There have been many other good explanations of synthetic biology along the way, of course, from USA Today and The Washington Post to the Associated Press and Stanford Magazine. But focusing on major developments published in peer-reviewed journals isn’t the only way to cover the story.
The most important and popular angles are efforts to synthesize organisms that produce clean fuels and that fight disease. But an interesting alternative, for smaller outlets especially, is the International Genetically Engineered Machine (iGEM) competition, an undergraduate synthetic biology contest run by the Massachusetts Institute of Technology. The San Francisco Chronicle, the Houston Chronicle, The Capital Times (unfortunately, unavailable online) in Madison, Wisconsin, and other regional newspapers have run stories on local students creating biological “machines” that fight cancer; detect arsenic in water; or simply make the room smell like bananas. NPR did a story about using synthetic biology to brew better beer.

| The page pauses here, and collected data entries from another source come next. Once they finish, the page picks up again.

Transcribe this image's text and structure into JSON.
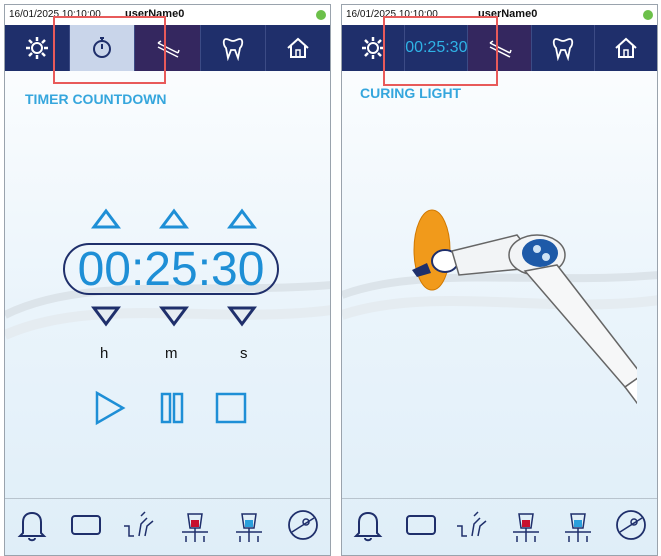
{
  "left_panel": {
    "status": {
      "datetime": "16/01/2025  10:10:00",
      "user": "userName0"
    },
    "toolbar": [
      "settings",
      "timer",
      "tools",
      "tooth",
      "home"
    ],
    "title": "TIMER COUNTDOWN",
    "timer": {
      "value": "00:25:30"
    },
    "units": {
      "h": "h",
      "m": "m",
      "s": "s"
    },
    "controls": [
      "play",
      "pause",
      "stop"
    ]
  },
  "right_panel": {
    "status": {
      "datetime": "16/01/2025  10:10:00",
      "user": "userName0"
    },
    "toolbar_time": "00:25:30",
    "title": "CURING LIGHT"
  },
  "colors": {
    "toolbar": "#1f2f6b",
    "accent": "#35a6dd",
    "highlight": "#e85a5a",
    "status_dot": "#6cc04a"
  },
  "bottom_icons": [
    "bell-icon",
    "rectangle-icon",
    "handpiece-icon",
    "cup-red-icon",
    "cup-blue-icon",
    "light-icon"
  ]
}
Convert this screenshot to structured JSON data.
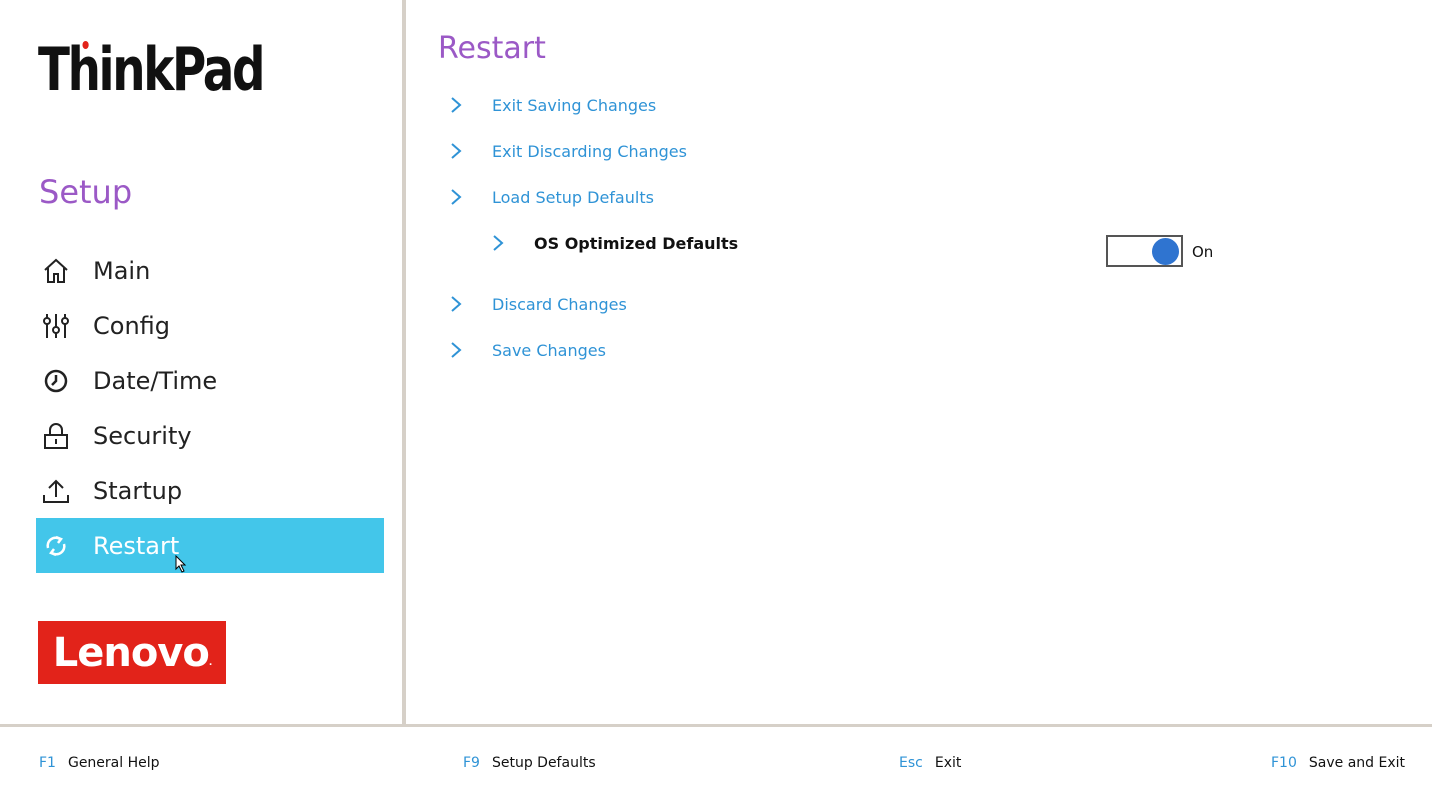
{
  "sidebar": {
    "brand": "ThinkPad",
    "title": "Setup",
    "items": [
      {
        "label": "Main",
        "icon": "home-icon"
      },
      {
        "label": "Config",
        "icon": "sliders-icon"
      },
      {
        "label": "Date/Time",
        "icon": "clock-icon"
      },
      {
        "label": "Security",
        "icon": "lock-icon"
      },
      {
        "label": "Startup",
        "icon": "upload-icon"
      },
      {
        "label": "Restart",
        "icon": "refresh-icon",
        "active": true
      }
    ],
    "vendor_logo": "Lenovo"
  },
  "main": {
    "title": "Restart",
    "items": [
      {
        "label": "Exit Saving Changes"
      },
      {
        "label": "Exit Discarding Changes"
      },
      {
        "label": "Load Setup Defaults"
      },
      {
        "label": "OS Optimized Defaults",
        "toggle": "On"
      },
      {
        "label": "Discard Changes"
      },
      {
        "label": "Save Changes"
      }
    ]
  },
  "footer": {
    "keys": [
      {
        "key": "F1",
        "desc": "General Help"
      },
      {
        "key": "F9",
        "desc": "Setup Defaults"
      },
      {
        "key": "Esc",
        "desc": "Exit"
      },
      {
        "key": "F10",
        "desc": "Save and Exit"
      }
    ]
  },
  "colors": {
    "accent_purple": "#9b59c6",
    "link_blue": "#2f93d6",
    "active_bg": "#43c6ea",
    "lenovo_red": "#e2231a",
    "toggle_knob": "#2f74d0"
  }
}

Given this body of work, perhaps one should thank the press for helping elevate American awareness of synthetic biology from 9 to 22 percent, rather than faulting journalists for the low figure overall. Many outlets, such as the Los Angeles Times, have hardly touched the subject, however. That won’t do.
“We probably have at least five years grace before synthetic biology has reached the point where new regulations become really urgent. But that is not reason to procrastinate,” opined an August editorial in the Financial Times, “[I]f synthetic biology is to win public approval while avoiding unnecessarily stifling regulations, scientists must lead an open debate about its risks and rewards.”
True, but it’s the press’s job to foster and facilitate that open debate. Scientists readily admit the “scariness” of the new technology. The risks and rewards of synthetic biology are not something we should wait to discuss until after the first artificial life form has been created.